Bieeeeeeeen Angie, très malin de dire ça à un type qui baigne presque dans son sang au point qu’on le prenne pour Dexter Morgan et dont la jambe a une bosse qui ferait pâlir d’envie le serpent dans le Petit Prince.
Sébastian
14 février, il fait bon, on est allongés dans l’herbe, tête contre tête, blottits dans nos vestes pour ne pas avoir à rentrer. On regarde le ciel et ses rares nuages auxquels on invente des formes.
- J’aime pas la Saint-Valentin
Je souris.
- Trop commercial selon toi ?
- Non enfin, c’est pas pour ça.
- Alors, pourquoi ?
Elle s’approche de moi à quatre pattes et se blottit contre moi.
- Parce que c’est une fête triste pour ceux qui n’ont personne avec qui la partager.
- Stian ?
Sans ouvrir les yeux, j’écrase mon joint contre ma paume.
- Qu’est-ce qu’il y a Pete ?
- Je euh…j’ai rendez-vous avec Elizabeth alors j’y vais...T’es sur que ça va al…
- Bonne soirée.
Je me lève brusquement et ouvre ma table de nuit.
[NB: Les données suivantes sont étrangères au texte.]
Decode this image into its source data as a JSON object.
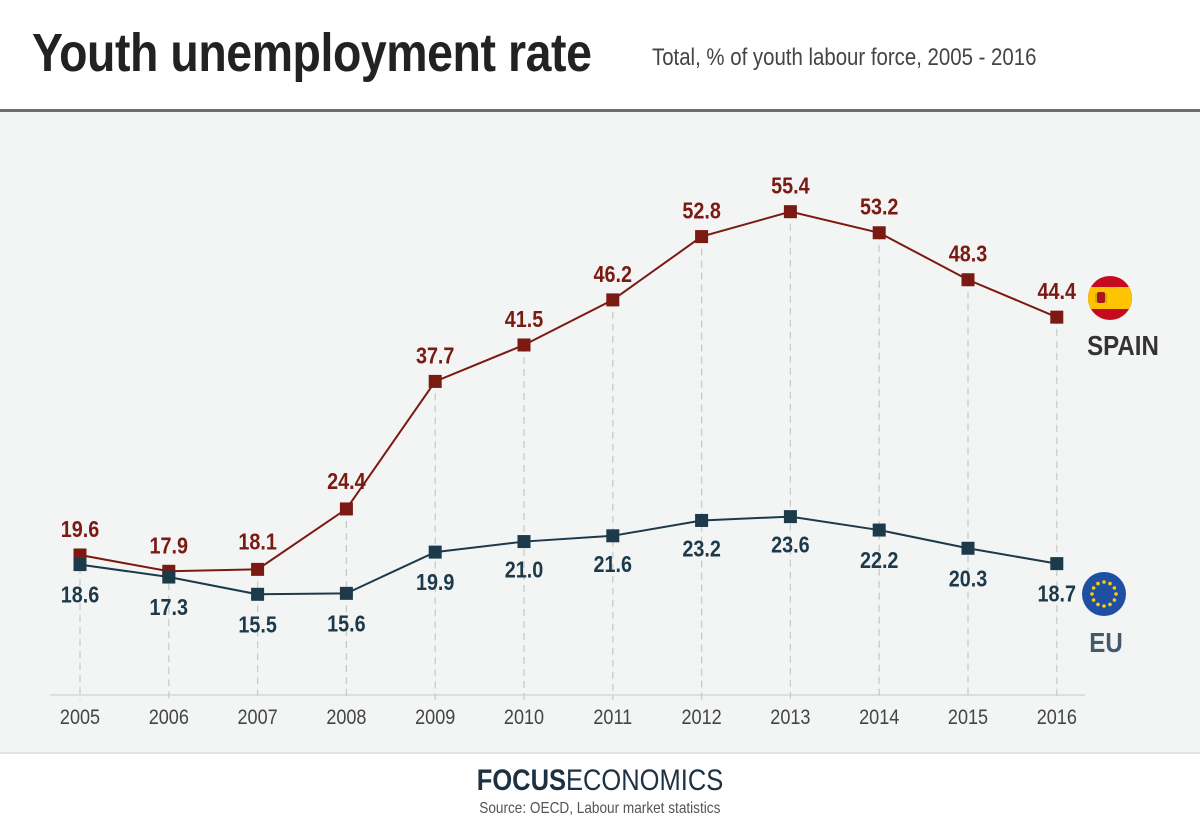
{
  "header": {
    "title": "Youth unemployment rate",
    "subtitle": "Total, % of youth labour force, 2005 - 2016"
  },
  "footer": {
    "brand_bold": "FOCUS",
    "brand_regular": "ECONOMICS",
    "source": "Source: OECD, Labour market statistics"
  },
  "colors": {
    "spain": "#7a1a12",
    "eu": "#1c3a4a",
    "gridline": "#c8c8c8"
  },
  "chart_data": {
    "type": "line",
    "title": "Youth unemployment rate",
    "subtitle": "Total, % of youth labour force, 2005 - 2016",
    "x": [
      "2005",
      "2006",
      "2007",
      "2008",
      "2009",
      "2010",
      "2011",
      "2012",
      "2013",
      "2014",
      "2015",
      "2016"
    ],
    "ylim": [
      5,
      58
    ],
    "grid": "vertical dashed",
    "series": [
      {
        "name": "SPAIN",
        "color": "#7a1a12",
        "flag_icon": "spain-flag-icon",
        "values": [
          19.6,
          17.9,
          18.1,
          24.4,
          37.7,
          41.5,
          46.2,
          52.8,
          55.4,
          53.2,
          48.3,
          44.4
        ],
        "labels": [
          "19.6",
          "17.9",
          "18.1",
          "24.4",
          "37.7",
          "41.5",
          "46.2",
          "52.8",
          "55.4",
          "53.2",
          "48.3",
          "44.4"
        ]
      },
      {
        "name": "EU",
        "color": "#1c3a4a",
        "flag_icon": "eu-flag-icon",
        "values": [
          18.6,
          17.3,
          15.5,
          15.6,
          19.9,
          21.0,
          21.6,
          23.2,
          23.6,
          22.2,
          20.3,
          18.7
        ],
        "labels": [
          "18.6",
          "17.3",
          "15.5",
          "15.6",
          "19.9",
          "21.0",
          "21.6",
          "23.2",
          "23.6",
          "22.2",
          "20.3",
          "18.7"
        ]
      }
    ]
  }
}
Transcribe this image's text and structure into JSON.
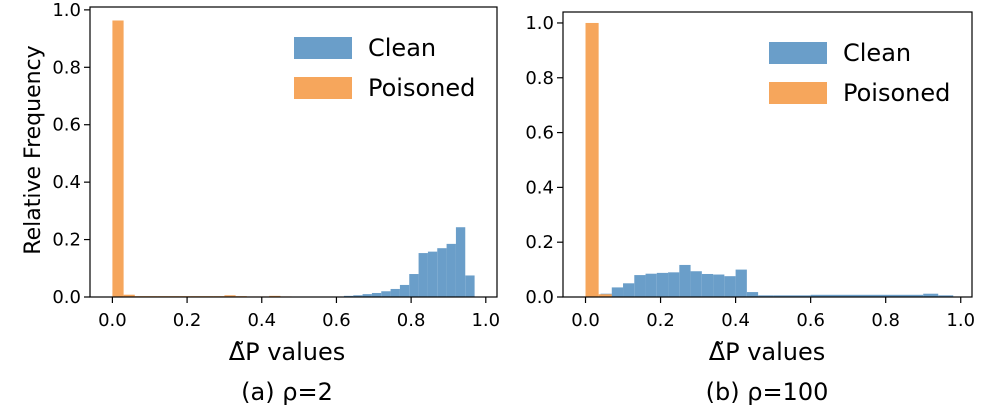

Je prends de la weed et m’en roule un en vitesse. Peter reste sur place, hésitant, puis tournant les talons, sort. J’allume la chaîne hi fi, quoi de mieux qu’un petit « avalanche » de Ryan Adams pour rester dans l’ambiance ?
Peter
On revient de l’enterrement, et on va directement à sa chambre.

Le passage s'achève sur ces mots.